I am currently trying to capture the requirements for an application that can have hundreds of widget enable/disable scenarios for one screen. Has anyone ever tried to tackle something like that? If so, how did you tackle it?
Can you provide more details on what you are trying to do... maybe try to come up with a similar example if you can't disclose the exact details your project.
My first instinct tells me that the use case format may not be the best way to document this. Some requirements do not lend themselves very well for use cases. Hundreds of options sounds like data to me so the use case probably should say something like "the system will present the user with all the available options for the ____, see table x for more details". You can then create a separate table to capture the hundreds of options of those are part of the requirements.
Do these options ever change or they are static (the scenarios and how many of them exist does not change)?
- Adrian
I tend to agree. something that dense isn't well articulated by a use case.
However... what is a user doing in front of this screen? Monitoring stock prices for example? Playing a game?
A use case may be a starting point.
But there will be layers.
Thanks for the info & sorry for the vagueness.

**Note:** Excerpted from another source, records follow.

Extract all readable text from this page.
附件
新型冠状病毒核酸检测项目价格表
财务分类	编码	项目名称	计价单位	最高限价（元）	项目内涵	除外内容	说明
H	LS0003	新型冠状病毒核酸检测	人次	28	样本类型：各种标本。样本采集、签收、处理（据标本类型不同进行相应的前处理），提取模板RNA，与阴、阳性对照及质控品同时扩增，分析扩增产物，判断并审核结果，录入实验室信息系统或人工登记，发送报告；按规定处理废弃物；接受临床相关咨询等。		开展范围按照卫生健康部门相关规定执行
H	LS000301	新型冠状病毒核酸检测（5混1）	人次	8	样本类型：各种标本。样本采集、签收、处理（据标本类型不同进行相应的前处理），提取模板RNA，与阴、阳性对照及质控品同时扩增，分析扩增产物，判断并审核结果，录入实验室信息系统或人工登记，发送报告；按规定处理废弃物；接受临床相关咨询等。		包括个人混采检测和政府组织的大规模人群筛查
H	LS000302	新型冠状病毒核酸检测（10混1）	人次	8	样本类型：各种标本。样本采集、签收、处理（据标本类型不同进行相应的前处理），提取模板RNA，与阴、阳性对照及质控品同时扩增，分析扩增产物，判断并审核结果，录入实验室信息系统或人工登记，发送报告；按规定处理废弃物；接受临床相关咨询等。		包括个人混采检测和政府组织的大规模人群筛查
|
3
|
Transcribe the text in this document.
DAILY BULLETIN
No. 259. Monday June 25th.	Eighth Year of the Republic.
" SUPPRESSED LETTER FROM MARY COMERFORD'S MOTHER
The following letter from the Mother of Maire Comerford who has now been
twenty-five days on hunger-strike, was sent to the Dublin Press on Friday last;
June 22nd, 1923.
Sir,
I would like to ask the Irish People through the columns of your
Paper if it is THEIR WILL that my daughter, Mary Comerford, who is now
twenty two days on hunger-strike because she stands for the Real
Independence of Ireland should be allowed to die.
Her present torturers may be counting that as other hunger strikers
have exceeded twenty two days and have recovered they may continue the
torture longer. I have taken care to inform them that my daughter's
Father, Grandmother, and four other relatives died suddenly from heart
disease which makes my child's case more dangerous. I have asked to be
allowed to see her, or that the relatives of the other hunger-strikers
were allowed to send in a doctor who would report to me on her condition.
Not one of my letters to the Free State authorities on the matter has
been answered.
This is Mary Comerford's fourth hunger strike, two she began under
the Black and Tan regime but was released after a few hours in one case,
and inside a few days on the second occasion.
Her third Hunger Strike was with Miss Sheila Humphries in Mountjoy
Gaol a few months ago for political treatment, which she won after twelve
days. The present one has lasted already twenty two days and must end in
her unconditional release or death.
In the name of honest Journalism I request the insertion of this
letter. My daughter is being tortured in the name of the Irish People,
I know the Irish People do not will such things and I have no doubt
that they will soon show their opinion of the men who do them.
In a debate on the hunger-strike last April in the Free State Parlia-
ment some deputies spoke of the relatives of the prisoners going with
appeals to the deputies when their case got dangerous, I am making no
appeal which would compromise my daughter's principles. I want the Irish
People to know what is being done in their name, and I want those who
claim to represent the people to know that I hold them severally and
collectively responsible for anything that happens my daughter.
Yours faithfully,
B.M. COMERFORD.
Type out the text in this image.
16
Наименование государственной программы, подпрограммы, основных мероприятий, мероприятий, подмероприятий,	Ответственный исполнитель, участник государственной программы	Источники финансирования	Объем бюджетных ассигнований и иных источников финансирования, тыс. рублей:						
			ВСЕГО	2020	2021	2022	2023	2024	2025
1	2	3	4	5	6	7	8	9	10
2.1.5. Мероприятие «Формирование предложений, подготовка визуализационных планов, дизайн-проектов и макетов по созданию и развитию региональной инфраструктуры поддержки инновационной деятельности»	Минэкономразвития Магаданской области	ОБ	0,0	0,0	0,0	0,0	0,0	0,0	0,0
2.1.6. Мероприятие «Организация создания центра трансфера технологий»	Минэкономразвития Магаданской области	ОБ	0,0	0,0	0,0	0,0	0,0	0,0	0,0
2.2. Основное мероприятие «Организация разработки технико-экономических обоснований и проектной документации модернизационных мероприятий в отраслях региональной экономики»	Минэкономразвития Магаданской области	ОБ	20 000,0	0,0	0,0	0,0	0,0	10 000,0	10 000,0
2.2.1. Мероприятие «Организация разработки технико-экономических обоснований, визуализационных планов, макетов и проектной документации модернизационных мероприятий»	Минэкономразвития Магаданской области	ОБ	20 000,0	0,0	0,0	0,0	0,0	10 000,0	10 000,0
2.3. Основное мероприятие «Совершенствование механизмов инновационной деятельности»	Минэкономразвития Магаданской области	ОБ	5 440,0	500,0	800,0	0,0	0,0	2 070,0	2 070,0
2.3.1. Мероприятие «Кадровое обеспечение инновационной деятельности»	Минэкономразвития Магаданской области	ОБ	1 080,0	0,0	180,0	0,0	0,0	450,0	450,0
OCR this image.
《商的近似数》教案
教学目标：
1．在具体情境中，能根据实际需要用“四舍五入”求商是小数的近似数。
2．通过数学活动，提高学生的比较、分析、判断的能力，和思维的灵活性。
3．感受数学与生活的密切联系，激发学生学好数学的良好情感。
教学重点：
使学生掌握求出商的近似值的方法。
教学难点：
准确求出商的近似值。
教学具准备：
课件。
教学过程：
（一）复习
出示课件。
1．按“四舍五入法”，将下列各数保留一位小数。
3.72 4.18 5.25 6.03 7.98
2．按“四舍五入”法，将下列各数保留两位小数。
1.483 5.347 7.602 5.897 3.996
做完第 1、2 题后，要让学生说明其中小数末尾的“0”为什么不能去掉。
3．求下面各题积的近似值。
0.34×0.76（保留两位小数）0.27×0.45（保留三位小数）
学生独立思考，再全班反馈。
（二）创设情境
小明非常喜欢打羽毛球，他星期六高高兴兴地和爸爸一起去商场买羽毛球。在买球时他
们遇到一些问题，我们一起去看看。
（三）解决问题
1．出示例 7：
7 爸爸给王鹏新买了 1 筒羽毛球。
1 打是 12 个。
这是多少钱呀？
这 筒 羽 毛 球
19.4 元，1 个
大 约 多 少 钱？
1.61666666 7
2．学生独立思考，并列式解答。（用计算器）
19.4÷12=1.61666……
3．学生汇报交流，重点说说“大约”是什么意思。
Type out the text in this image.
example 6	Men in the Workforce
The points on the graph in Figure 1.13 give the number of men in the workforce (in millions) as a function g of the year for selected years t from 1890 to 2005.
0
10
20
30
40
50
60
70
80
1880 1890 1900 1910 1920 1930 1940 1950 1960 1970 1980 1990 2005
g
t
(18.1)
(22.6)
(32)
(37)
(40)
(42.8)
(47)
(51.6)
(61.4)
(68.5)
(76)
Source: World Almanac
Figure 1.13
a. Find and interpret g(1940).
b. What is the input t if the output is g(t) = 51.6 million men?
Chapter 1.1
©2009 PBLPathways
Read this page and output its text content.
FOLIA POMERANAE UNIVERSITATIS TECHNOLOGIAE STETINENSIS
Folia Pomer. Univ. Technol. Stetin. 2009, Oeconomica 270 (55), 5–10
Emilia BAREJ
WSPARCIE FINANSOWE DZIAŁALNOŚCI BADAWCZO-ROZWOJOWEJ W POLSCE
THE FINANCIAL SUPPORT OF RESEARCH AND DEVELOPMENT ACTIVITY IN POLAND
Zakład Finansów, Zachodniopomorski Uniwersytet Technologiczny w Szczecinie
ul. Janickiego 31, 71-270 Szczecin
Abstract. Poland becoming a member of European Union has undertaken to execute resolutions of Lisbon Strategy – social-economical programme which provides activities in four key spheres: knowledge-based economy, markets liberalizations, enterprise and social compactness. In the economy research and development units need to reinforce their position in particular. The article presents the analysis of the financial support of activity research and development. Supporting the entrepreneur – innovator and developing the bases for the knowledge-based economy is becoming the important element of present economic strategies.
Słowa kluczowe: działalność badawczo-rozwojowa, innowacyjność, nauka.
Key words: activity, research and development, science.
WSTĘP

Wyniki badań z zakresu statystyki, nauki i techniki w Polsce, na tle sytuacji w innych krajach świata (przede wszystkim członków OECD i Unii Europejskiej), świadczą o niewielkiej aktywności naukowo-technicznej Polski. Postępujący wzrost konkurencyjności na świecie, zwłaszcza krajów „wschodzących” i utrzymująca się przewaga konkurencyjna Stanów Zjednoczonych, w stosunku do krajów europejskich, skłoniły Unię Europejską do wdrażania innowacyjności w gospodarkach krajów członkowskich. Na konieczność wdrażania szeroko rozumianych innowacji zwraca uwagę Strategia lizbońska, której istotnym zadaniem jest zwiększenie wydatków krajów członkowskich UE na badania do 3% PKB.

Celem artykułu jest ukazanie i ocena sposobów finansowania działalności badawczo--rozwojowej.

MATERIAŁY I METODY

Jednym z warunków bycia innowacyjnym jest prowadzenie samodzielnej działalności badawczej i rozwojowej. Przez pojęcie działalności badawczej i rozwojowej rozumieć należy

I support a decision-support app that derives it's content from policy(govt). Each procedure in the policy is a use-case in which we create a screen and present the user with a decision-support path. Since the procedure contains many if/then clauses, the user is presented with a screen that enables/disables functionality based on this. So, depending on the functionality of the screen, there can be hundreds of combinations of enabling/disabling screen-widgets based on the previous/current widget value. (i.e. Clicking a check-box can disable/enable other widgets on the screen).
Hope this helps.
Since your application is policy driven you should not "hard code" the policy logic in the use cases. Let the use cases capture the functional behavior which is less likely to change and capture the actual policy logic in a separate repository. It almost sounds like you need to treat your policy logic as business rules or some other form of metadata.
You should design your app in such a way so that you can easily modify the policy logic without having to modify the actual application.
I would not include all those hundreds of in a use case!
At least consider capturing that type of information in a spreadsheet if you do not have a rules engine at your disposal.